The two women chatted for a while, sitting at the Arborite table, nursing their coffees. Morgan, standing, leaned against a counter, grinding his soles on the floor. He sat down. The women tried to open their conversation, to make it inclusive, but he only listened, and periodically glanced at the ceiling, trying to envision the macabre scenario overhead.

Miranda looked at her partner over the rim of her cup. She felt almost sorry for him. Delay somehow relieved his guilt for wanting to subvert professional disinterest and plunge into the Gothic depths of what promised to be a really good story.

“I’m going up,” he finally announced, rising to his feet again.

The muted groan of his chair against the battered linoleum startled them.
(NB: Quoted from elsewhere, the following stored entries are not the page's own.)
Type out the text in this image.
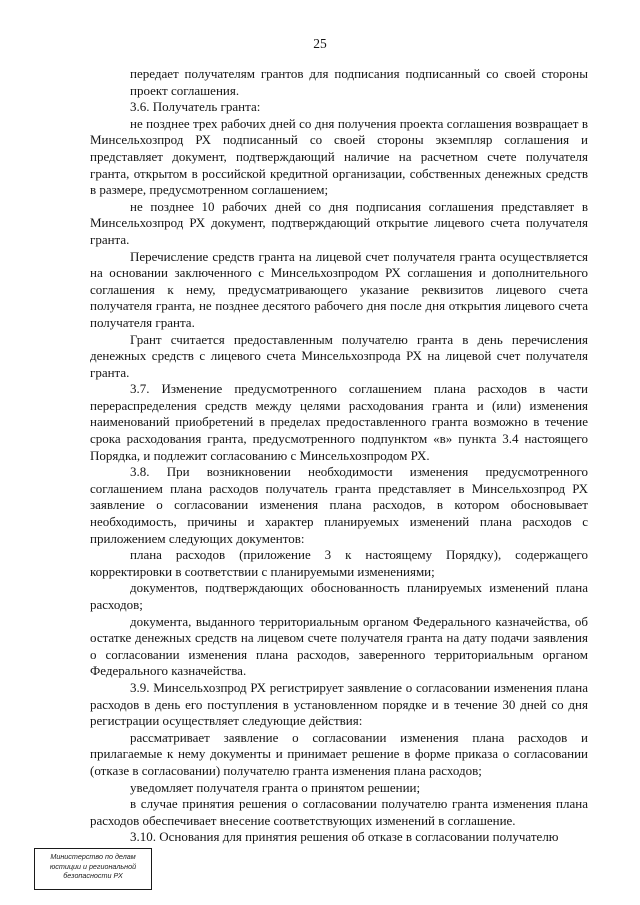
25

передает получателям грантов для подписания подписанный со своей стороны проект соглашения.

3.6. Получатель гранта:

не позднее трех рабочих дней со дня получения проекта соглашения возвращает в Минсельхозпрод РХ подписанный со своей стороны экземпляр соглашения и представляет документ, подтверждающий наличие на расчетном счете получателя гранта, открытом в российской кредитной организации, собственных денежных средств в размере, предусмотренном соглашением;

не позднее 10 рабочих дней со дня подписания соглашения представляет в Минсельхозпрод РХ документ, подтверждающий открытие лицевого счета получателя гранта.

Перечисление средств гранта на лицевой счет получателя гранта осуществляется на основании заключенного с Минсельхозпродом РХ соглашения и дополнительного соглашения к нему, предусматривающего указание реквизитов лицевого счета получателя гранта, не позднее десятого рабочего дня после дня открытия лицевого счета получателя гранта.

Грант считается предоставленным получателю гранта в день перечисления денежных средств с лицевого счета Минсельхозпрода РХ на лицевой счет получателя гранта.

3.7. Изменение предусмотренного соглашением плана расходов в части перераспределения средств между целями расходования гранта и (или) изменения наименований приобретений в пределах предоставленного гранта возможно в течение срока расходования гранта, предусмотренного подпунктом «в» пункта 3.4 настоящего Порядка, и подлежит согласованию с Минсельхозпродом РХ.

3.8. При возникновении необходимости изменения предусмотренного соглашением плана расходов получатель гранта представляет в Минсельхозпрод РХ заявление о согласовании изменения плана расходов, в котором обосновывает необходимость, причины и характер планируемых изменений плана расходов с приложением следующих документов:

плана расходов (приложение 3 к настоящему Порядку), содержащего корректировки в соответствии с планируемыми изменениями;

документов, подтверждающих обоснованность планируемых изменений плана расходов;

документа, выданного территориальным органом Федерального казначейства, об остатке денежных средств на лицевом счете получателя гранта на дату подачи заявления о согласовании изменения плана расходов, заверенного территориальным органом Федерального казначейства.

3.9. Минсельхозпрод РХ регистрирует заявление о согласовании изменения плана расходов в день его поступления в установленном порядке и в течение 30 дней со дня регистрации осуществляет следующие действия:

рассматривает заявление о согласовании изменения плана расходов и прилагаемые к нему документы и принимает решение в форме приказа о согласовании (отказе в согласовании) получателю гранта изменения плана расходов;

уведомляет получателя гранта о принятом решении;

в случае принятия решения о согласовании получателю гранта изменения плана расходов обеспечивает внесение соответствующих изменений в соглашение.

3.10. Основания для принятия решения об отказе в согласовании получателю

Министерство по делам
юстиции и региональной
безопасности РХ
A faint moaning echo reprised as the other two slid out their chairs and joined him shuffling through rubble as they made for the stairs.

CHAPTER TWO

The Room Upstairs

Demolition had been arrested in its earliest phase, although the place must have been deteriorating through seasons of freezing and thawing for years. Thick layers of wallpaper had peeled off in great patchwork swathes, revealing plaster that looked pulpy or had crumbled away. Horizontal strips of hand-split cedar showed through gaps where a salvaging contractor had retrieved old fixtures and woodwork. The stair railing was gone, but the wood trim hadn’t been touched yet.

As they spread out on the dilapidated stairs to distribute their weight, Officer Naismith explained how salvagers had discovered the hidden closet. In prying a hanging cabinet from one of the bedroom walls, a crowbar smashed through the pulpy plaster and revealed an unaccountable cavity. It wasn’t so odd in a larger house for an awkward space to be covered over — Morgan knew that — but it was unusual in a cottage like this. They didn’t build in closets; they would have used armoires and dressers, or pegs on the wall. There might be the occasional odd architectural nook. Covered over, it would be forgotten in a generation or two.

“Here we are,” said Officer Naismith as if conducting a tour. “The largest bedroom, no less.”